Solve the Cross-Origin Access error when working with iframes

As most of you would know, the iframe or inline frame element allows you to embed one HTML page into another.

Sites like YouTube and Google Maps use iframes to embed thier content in your website.

While embedding an iframe is pretty straightforward, customising the document inside the iframe is not that simple.

This post will breifly explain the Cross-Origin access problem that is faced when accesing an iframe document and how you can setup your development environment to overcome this problem.

iframe Security 101

While iframe is a very powerful tool, it essentially means that you are running some arbitary code, loaded from a remote server (which you may or may not control) on your app and exposing your users to it. Naturally, this also means that one has to be very careful about security.

All Browsers implement a Cross-Origin Access Restriction to prevent the host document from accessing the iframe document, unless they have the same origin. This is done to prevent embedded documents access to your sites cookies, localStorage data etc.

What is origin?

Origin of a document is a combination of its protocol (http, https), domain & port.

Accessing an iframe document.

Now, lets say that your host app is at https://your-awesome.app and the iframe loads a document from https://your-awesome.app/embed?id=123.

When the user clicks a button, we want to inject some styles into the document of the iframe.

<iframe src="https://your-awesome.app/embed/123" id="my-frame"></iframe>

// some functionality to inject CSS
<script>
  function injectStyles(styleTag){
     const iframe = document.getElementById("my-frame");
     const embed = iframe.contentDocument;
     embed.head.appendChild(styleTag);
  }
</script>

Since both your app and the iframe have the same origin (https://your-awesome.app), the browser will let you access the contentDocument.

Local development challenges

When developing locally, your app URL mostly looks like localhost:3000, localhost:5000 etc. Now, assuming that embed service will still be loaded from the remote server, the above code will show you an error while looks something like

SecurityError: Blocked a frame with origin ".com" from accessing a cross-origin frame.

This error is very straightforward to understand, when developing locally, your origin is http://localhost:3000 while the iframes origin is still https://your-awesome.app.

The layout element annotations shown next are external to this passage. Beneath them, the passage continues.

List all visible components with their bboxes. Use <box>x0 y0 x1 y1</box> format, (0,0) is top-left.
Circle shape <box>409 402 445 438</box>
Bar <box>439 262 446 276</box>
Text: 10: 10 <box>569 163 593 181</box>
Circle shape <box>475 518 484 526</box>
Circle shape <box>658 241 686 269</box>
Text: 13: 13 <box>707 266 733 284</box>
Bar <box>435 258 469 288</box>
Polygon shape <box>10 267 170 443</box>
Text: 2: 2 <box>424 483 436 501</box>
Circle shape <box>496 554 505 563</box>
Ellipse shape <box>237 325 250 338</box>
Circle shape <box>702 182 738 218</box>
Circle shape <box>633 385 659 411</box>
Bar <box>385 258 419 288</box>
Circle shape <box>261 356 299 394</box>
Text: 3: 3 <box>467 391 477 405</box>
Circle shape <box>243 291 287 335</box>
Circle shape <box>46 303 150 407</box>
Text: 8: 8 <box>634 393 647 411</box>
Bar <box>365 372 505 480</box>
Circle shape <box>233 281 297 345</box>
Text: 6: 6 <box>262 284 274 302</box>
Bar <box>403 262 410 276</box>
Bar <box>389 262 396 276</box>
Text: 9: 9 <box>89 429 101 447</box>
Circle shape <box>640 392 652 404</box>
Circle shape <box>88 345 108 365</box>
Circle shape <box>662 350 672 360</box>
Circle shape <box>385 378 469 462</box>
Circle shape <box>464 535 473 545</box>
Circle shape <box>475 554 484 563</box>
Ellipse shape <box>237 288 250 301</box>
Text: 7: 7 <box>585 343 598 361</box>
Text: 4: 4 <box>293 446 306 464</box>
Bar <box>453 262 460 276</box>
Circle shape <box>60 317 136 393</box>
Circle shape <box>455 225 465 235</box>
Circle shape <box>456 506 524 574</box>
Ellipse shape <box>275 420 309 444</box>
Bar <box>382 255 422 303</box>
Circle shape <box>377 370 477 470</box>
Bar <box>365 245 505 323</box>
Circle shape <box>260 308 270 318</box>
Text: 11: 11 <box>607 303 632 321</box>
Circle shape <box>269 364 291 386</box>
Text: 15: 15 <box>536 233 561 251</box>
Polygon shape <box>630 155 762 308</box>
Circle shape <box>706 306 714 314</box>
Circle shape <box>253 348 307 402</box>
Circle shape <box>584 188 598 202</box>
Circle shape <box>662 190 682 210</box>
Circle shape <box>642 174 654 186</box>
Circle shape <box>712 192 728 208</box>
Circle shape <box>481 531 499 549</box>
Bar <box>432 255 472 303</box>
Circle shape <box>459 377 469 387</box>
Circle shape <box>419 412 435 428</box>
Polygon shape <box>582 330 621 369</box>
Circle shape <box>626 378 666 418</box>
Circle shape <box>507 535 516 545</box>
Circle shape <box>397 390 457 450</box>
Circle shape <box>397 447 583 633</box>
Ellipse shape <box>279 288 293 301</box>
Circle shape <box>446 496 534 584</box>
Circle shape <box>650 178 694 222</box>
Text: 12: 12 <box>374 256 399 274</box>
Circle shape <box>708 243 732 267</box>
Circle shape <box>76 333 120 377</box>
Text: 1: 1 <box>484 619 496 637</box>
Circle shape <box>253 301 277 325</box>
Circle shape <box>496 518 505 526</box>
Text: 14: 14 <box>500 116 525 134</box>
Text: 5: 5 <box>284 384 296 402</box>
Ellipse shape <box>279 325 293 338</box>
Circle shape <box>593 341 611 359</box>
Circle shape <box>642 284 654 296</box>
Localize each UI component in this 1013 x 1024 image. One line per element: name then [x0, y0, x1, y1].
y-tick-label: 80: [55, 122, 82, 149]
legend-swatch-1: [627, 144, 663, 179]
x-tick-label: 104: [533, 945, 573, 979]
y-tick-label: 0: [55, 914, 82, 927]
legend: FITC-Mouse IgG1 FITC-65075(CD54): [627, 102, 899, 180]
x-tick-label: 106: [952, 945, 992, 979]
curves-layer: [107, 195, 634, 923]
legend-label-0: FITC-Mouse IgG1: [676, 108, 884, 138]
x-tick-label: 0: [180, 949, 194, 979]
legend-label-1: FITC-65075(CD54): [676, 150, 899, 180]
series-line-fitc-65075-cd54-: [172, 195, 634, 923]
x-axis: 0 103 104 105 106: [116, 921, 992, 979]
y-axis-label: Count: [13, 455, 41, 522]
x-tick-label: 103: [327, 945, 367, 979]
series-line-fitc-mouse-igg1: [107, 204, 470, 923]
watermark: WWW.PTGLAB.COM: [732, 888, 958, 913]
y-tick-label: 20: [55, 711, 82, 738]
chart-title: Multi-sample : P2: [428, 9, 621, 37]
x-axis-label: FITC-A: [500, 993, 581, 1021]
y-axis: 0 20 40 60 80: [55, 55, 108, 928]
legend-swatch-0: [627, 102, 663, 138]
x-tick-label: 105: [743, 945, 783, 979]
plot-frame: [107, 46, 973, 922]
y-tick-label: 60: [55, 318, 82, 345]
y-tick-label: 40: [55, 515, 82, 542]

The solution to this problem is to somehow serve your local app and the iframe under the same origin, this will involve a couple of things -

  1. Serve our local app under local-dev.your-awesome.app

  2. Serve the iframe from local-dev.your-awesome.app/embed

Setup local domain

What we want is that when we goto local-dev.your-awesome.app from our browser, it should load our app which is serving at localhost:3000 , for this, we will update the hosts file.

nano /etc/hosts
# add the following line to the end of the hosts file
127.0.0.1 local-dev.your-awesome.app
# Leave an empty line at the end of the file, it is required.

Note: On Windows, the hosts file can found at c:\Windows\System32\Drivers\etc\hosts

Through this one line, we have told our machine that any request to local-dev.your-awesome.app should be sent to our localhost.

Now, when you go to the URL in your browser, it still won’t load our app. This is because our app is being served at port 3000, while the redirect is going to the default port(80). We need to setup a proxy to send requests from / to localhost:3000. To do this, you can use a nifty tool I found called proxrox. Proxrox essentially spins up an Nginx instance with some custom configuration. This is what our proxrox configuration look like -

## .proxrox.yaml
proxy:
  "/":  "http://localhost:3000"

You can start proxrox with the config - proxrox start .proxrox.yaml

When you go to local-dev.your-awesome.app, you should see your app being served.

This magic happens because proxrox configures a proxy_pass in nginx for us which takes all requests going to / and passes it to our app at localhost:3000

Setting up proxrox on Linux

Setting up proxrox on linux takes some more effort due to permissions. Turns out only root processes are allowed to bind to port < 1024. To get around this limitation, you can use authbind.

Authbind is a utility that allows processes to bind to 80/443 or other ports under 1024 without having to gain root access.

sudo apt-get install authbind
# Bind 80 & 443.
sudo touch /etc/authbind/byport/80
sudo touch /etc/authbind/byport/443
sudo chmod 777 /etc/authbind/byport/80
sudo chmod 777 /etc/authbind/byport/443

authbind --deep proxrox start .proxrox.yaml

Setup proxy for iframe document

Now that our app is running at local-dev.your-awesome.app, we just need to get the embeds to serve at /embed. To do this, edit your .proxrox.yaml file again and add the following configuration -

proxy:
  "/":  "http://localhost:3000"
  "/embed": "https://your-awesome.app/embed/"

Save the config and restart proxrox.

Update your frame src attribute -

<iframe src="/embed/123"></iframe>

Since the document and the embedded document both are being served from local-dev.your-awesome.app, you will no longer face the cross origin access error when trying to access the iframe.

This also gives you access to the iframe document, which means that you can insert scripts, styles and even listen to & send messages to the document.